"People can die if we do this wrong." This stark reality underscores the unique challenges of integrating AI into national security, a point emphatically made by Mark Myshatyn, Enterprise AI Architect at Los Alamos National Laboratory (LANL).
Myshatyn spoke at the AI Engineer World's Fair, offering a rare glimpse into how a venerable institution like LANL, a cornerstone of U.S. nuclear security and scientific research, navigates the rapidly evolving landscape of artificial intelligence, particularly focusing on AI agents and the stringent regulatory environment they operate within.
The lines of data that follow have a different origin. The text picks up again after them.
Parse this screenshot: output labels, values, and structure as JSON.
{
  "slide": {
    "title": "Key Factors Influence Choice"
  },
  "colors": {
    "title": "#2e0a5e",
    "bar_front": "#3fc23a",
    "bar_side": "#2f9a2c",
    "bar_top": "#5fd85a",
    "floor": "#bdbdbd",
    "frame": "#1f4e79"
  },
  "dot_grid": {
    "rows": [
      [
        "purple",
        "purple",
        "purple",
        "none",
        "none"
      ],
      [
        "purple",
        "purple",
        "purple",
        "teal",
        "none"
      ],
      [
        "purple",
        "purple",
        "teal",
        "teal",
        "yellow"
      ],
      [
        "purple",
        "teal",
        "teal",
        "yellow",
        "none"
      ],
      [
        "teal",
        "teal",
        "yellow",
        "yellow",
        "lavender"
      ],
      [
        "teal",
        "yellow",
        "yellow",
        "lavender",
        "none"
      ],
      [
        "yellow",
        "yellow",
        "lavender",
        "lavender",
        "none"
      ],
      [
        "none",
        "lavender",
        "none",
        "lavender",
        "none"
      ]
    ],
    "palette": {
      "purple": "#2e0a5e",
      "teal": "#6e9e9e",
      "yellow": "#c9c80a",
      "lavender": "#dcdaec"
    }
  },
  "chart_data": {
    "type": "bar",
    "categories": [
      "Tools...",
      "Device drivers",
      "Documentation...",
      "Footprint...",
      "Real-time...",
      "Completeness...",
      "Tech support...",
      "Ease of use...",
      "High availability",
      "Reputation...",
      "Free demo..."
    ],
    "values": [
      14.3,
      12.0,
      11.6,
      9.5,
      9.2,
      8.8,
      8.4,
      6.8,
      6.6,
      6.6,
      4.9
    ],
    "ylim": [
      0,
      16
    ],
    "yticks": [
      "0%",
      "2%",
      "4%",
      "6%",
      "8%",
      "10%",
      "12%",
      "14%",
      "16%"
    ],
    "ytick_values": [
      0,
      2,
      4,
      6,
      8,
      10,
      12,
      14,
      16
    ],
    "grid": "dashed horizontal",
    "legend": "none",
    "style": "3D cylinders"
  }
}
Far from being newcomers to AI, LANL has a deep-seated history in the field. "We've actually been doing applied AIML for almost 70 years," Myshatyn noted, citing early work in 1956 on Los Alamos Chess and Monte Carlo methods, long before the current generative AI explosion. This legacy positions them uniquely to understand AI's foundational principles and its practical applications.
For LANL, the advent of AI agents represents a significant leap. It’s about empowering AI models to move beyond mere knowledge retrieval to active problem-solving and execution. Myshatyn highlighted how this shift allows them to "move science faster" and address complex national security challenges with unprecedented efficiency, a critical capability when facing demands to achieve "better, faster, cheaper, and more to protect our country."
Integrating these advanced AI capabilities into government workflows is not without immense regulatory hurdles. Myshatyn detailed the layers of compliance, including NIST 800-53 and FedRAMP, which dictate how AI systems must handle sensitive, controlled, and classified data. This isn't about simple office automation; it's about managing geopolitical and kinetic risks.
Despite their internal expertise and vast resources, LANL recognizes the necessity of collaboration. They actively seek partnerships with commercial industry and academia, understanding that they "absolutely need those partnerships." This shared responsibility is critical for pushing the boundaries of AI science, especially in areas where commercial entities may not operate due to the unique risks and data classifications. "The responsibility of what our AI tools and services do starts to matter," Myshatyn stated, emphasizing the need for robust governance and trust in AI systems handling critical national security missions.
LANL’s mission necessitates working with petabytes of highly sensitive data that will never touch the public internet. This unique context means they cannot simply adopt commercial off-the-shelf solutions. They must develop their own models and tools or work with partners who can meet the highest standards of isolation and security. This environment fosters innovation in areas often inaccessible to the broader tech industry, pushing the very limits of what AI can achieve under the most demanding conditions.